Steven Soderbergh: Movies for Grown-Ups

Q: Speaking of movies for grown-ups, how did Traffic happen for you?

A: I was talking with a producer friend, Laura Bickford, and I learned she owned the remake rights to the BBC series. I went, "Oh, really? Boy, I think there's a movie there." So we started working on it. When we were reading writing samples to find a screenwriter, we came across something really harrowing and well-written that Steve Gaghan had worked on, about upper-class white kids in high school in Pacific Palisades who were into gangs, and it had a voice that was really clear. The problem was that Steve Gaghan had been working for a year with Ed Zwick on a drug movie.

Q: How far along were they?

A: They were still spitballing and didn't have a plot, a title or a form they wanted it to take. Steve and I got on really well and he finally said, "I can't stand it. The movie you guys have in mind is so like the one I'd like to write." So he went and asked Ed if we might combine the movies into one that Ed would produce. Ed, to his everlasting credit, graciously said, "OK." I don't know if I would have.

Q: Traffic was a huge narrative undertaking, wasn't it?

A: Getting the script into shape was tricky. What Steve and I came up with is three separate narratives. The characters cross, and a couple of them meet.

Q: The script must have been unnerving to look at, because it jumped from one studio to another and from one actor to another.

A: I'd never before been in one of those situations where there was studio hopping and actors were in and out. I'd been lucky--this is what most people go through all the time. It was really scary for me. We weren't green-lit until three weeks before we started. I was funding the prep and people were working for nothing. I just said, "I am not stopping. We are going to start shooting this thing in April if it kills me." You send a message that the train is leaving and you don't let up.

Q: Do you feel that the train almost stopped when Harrison Ford, who was set to star in the movie, backed out?

A: I had great interactions with him. I liked him enormously. The irony is that his notes turned around that role. The part wasn't there. He and I had lengthy, detailed meetings with line-by-line discussions. He had really good ideas, all of which we incorporated and all of which worked. He decided it wasn't what he wanted to do right then, but the time he put into it was invaluable to me. These things work out the way they should.

Q: So you got Michael Douglas--and Catherine Zeta-Jones. How did that work out?

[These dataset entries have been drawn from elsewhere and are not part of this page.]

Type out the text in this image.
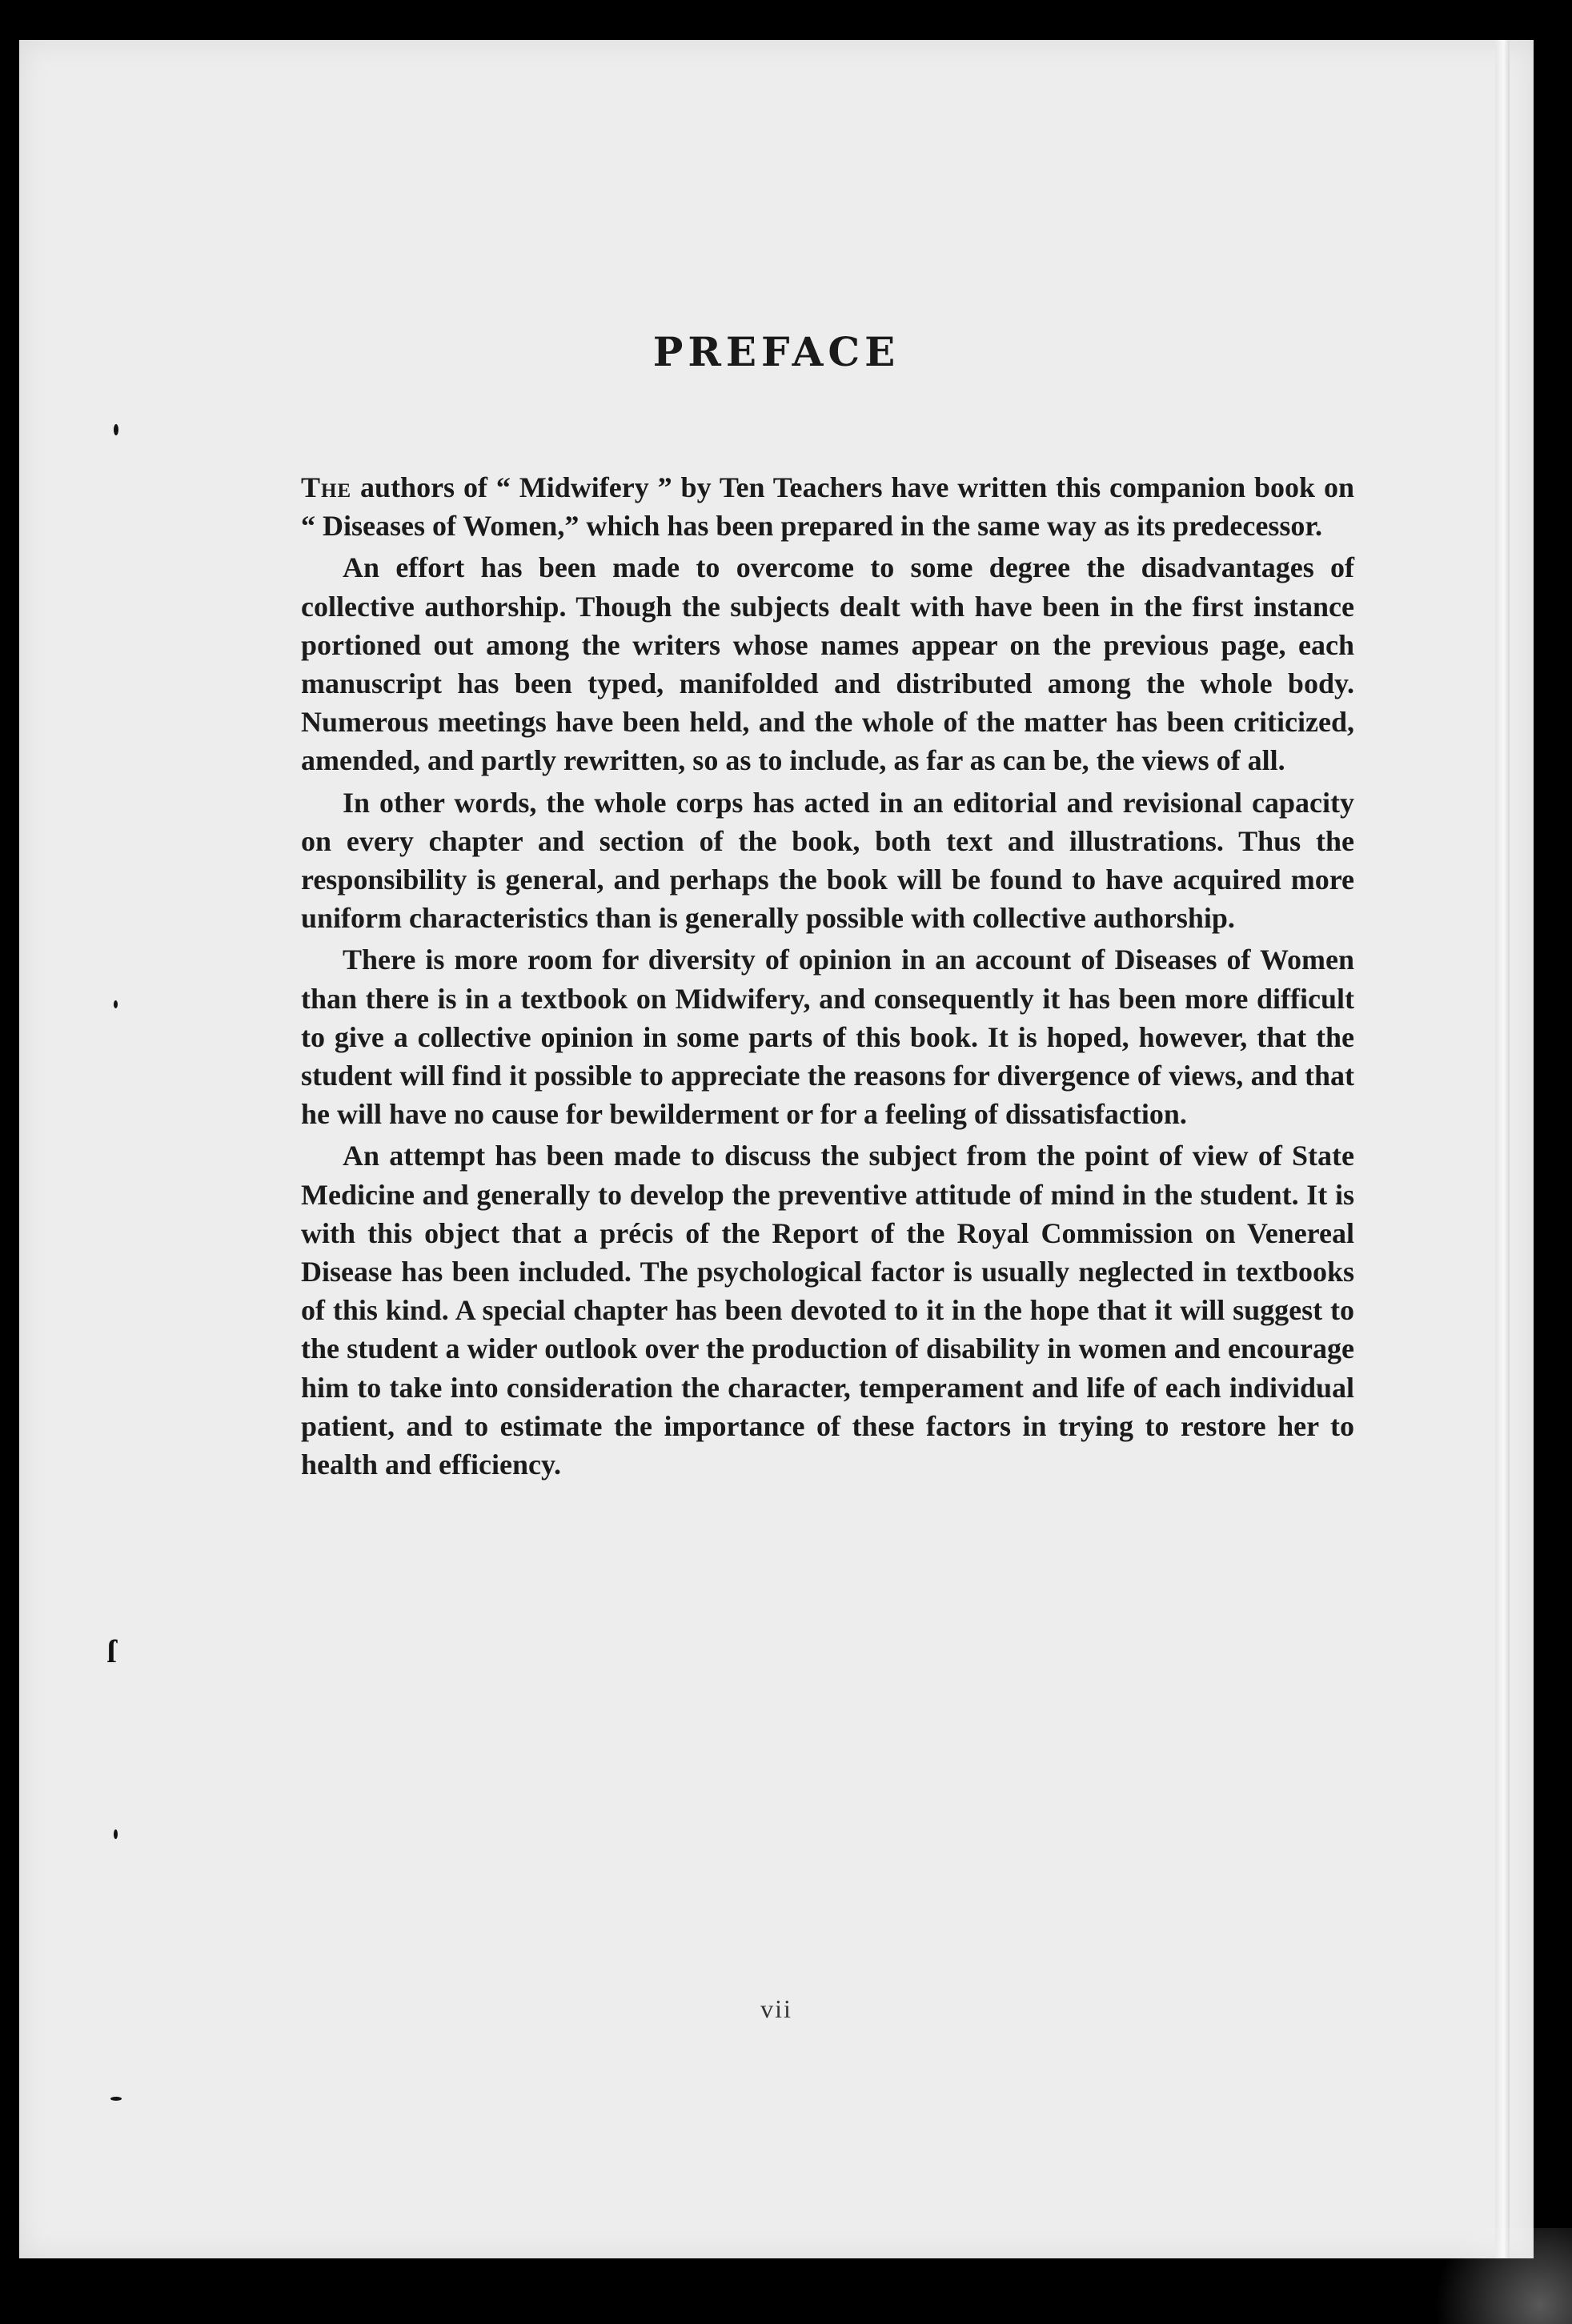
PREFACE

The authors of “ Midwifery ” by Ten Teachers have written this companion book on “ Diseases of Women,” which has been prepared in the same way as its predecessor.

An effort has been made to overcome to some degree the disadvantages of collective authorship. Though the subjects dealt with have been in the first instance portioned out among the writers whose names appear on the previous page, each manuscript has been typed, manifolded and distributed among the whole body. Numerous meetings have been held, and the whole of the matter has been criticized, amended, and partly rewritten, so as to include, as far as can be, the views of all.

In other words, the whole corps has acted in an editorial and revisional capacity on every chapter and section of the book, both text and illustrations. Thus the responsibility is general, and perhaps the book will be found to have acquired more uniform characteristics than is generally possible with collective authorship.

There is more room for diversity of opinion in an account of Diseases of Women than there is in a textbook on Midwifery, and consequently it has been more difficult to give a collective opinion in some parts of this book. It is hoped, however, that the student will find it possible to appreciate the reasons for divergence of views, and that he will have no cause for bewilderment or for a feeling of dissatisfaction.

An attempt has been made to discuss the subject from the point of view of State Medicine and generally to develop the preventive attitude of mind in the student. It is with this object that a précis of the Report of the Royal Commission on Venereal Disease has been included. The psychological factor is usually neglected in textbooks of this kind. A special chapter has been devoted to it in the hope that it will suggest to the student a wider outlook over the production of disability in women and encourage him to take into consideration the character, temperament and life of each individual patient, and to estimate the importance of these factors in trying to restore her to health and efficiency.

vii
ſ
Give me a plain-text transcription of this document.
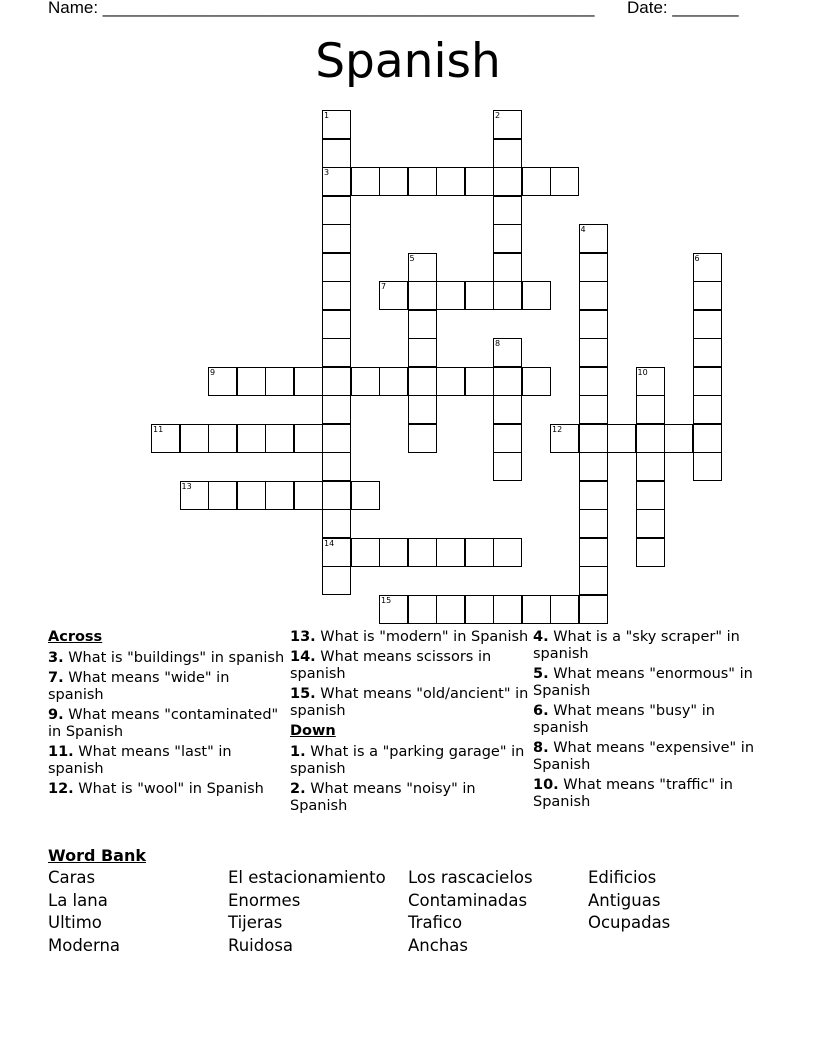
Name: ____________________________________________________ Date: _______
Spanish
1
3
14
2
4
5	6
7
8
9	10
11	12
13
15
Across
3. What is "buildings" in spanish
7. What means "wide" in spanish
9. What means "contaminated" in Spanish
11. What means "last" in spanish
12. What is "wool" in Spanish
13. What is "modern" in Spanish
14. What means scissors in spanish
15. What means "old/ancient" in spanish
Down
1. What is a "parking garage" in spanish
2. What means "noisy" in Spanish
4. What is a "sky scraper" in spanish
5. What means "enormous" in Spanish
6. What means "busy" in spanish
8. What means "expensive" in Spanish
10. What means "traffic" in Spanish
Word Bank
Caras
La lana
Ultimo
Moderna
El estacionamiento
Enormes
Tijeras
Ruidosa
Los rascacielos
Contaminadas
Trafico
Anchas
Edificios
Antiguas
Ocupadas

A: Great. I thought it was cool that they were in the movie but not together, because they were both right for the parts and it was a good way for them to start working together. Michael and Catherine are so professional, so unpretentious. They're on time, they're prepared, they know what they're doing.

Q: She was pregnant during the shooting, right?

A: Five, six months, yeah. Not a peep. We were shooting nights. Never any indication of any problem. It's a great part she's got. The only thing I asked of her was that she not employ an accent of any kind, just use her own. I felt it was absolutely appropriate that she could be from somewhere else and have married into some money from La Jolla. I think that really loosened her up, because, say what you want, you ask an actor to do an accent and part of their brain is always working on that. She's the kind of person who would want to do an accent well. She was so loose, so present. I'm thrilled with her performance. At a certain point, you totally forget it's her.

Q: Had you been wowed by her in The Mask of Zorro?

A: I loved her in Zorro. She's really got that "movie star" thing. When we were shooting, I pulled a gag on her. We were shooting at the San Ysidro border crossing with real guards at the booth. She was pulling up in her car and I was in the passenger seat shooting across her. The guard says, "Of what country are you a citizen?" She says, "I'm an American citizen." And then I had him say, "I loved you in Zorro." Because it was a real guy, her synapses were just going "Whomp," and then she looked at me and started laughing because we'd totally set her up.

Q: How did it go with Michael Douglas?

A: I can't imagine him not doing this movie now. He's getting interesting as he's getting older. He's shifted in how he looks at himself. I don't know if he's more comfortable, but I was really impressed. As William Goldman said of him in his new book, there isn't anyone better at playing the flawed contemporary male. He's so good at playing a guy who thinks he's got it all wired and has a blind spot about something right in front of him. The whole movie is about his being put in a circumstance in which he can no longer not see what's in front of him, in which he learns that everything he thought was solid is not. Michael's not only impressive, but fun to hang out with and not concerned about anything but doing a good job and enjoying himself.

Q: Did working with this couple suggest to you why they're together?

A: They're really similar. The two of them together are really fun. Their energy is similar. There's a real joy about them. They're not happy unless everybody else is having a good time. It's not this, "As long as I'm happy, fuck it." They're very inclusive, which I admire.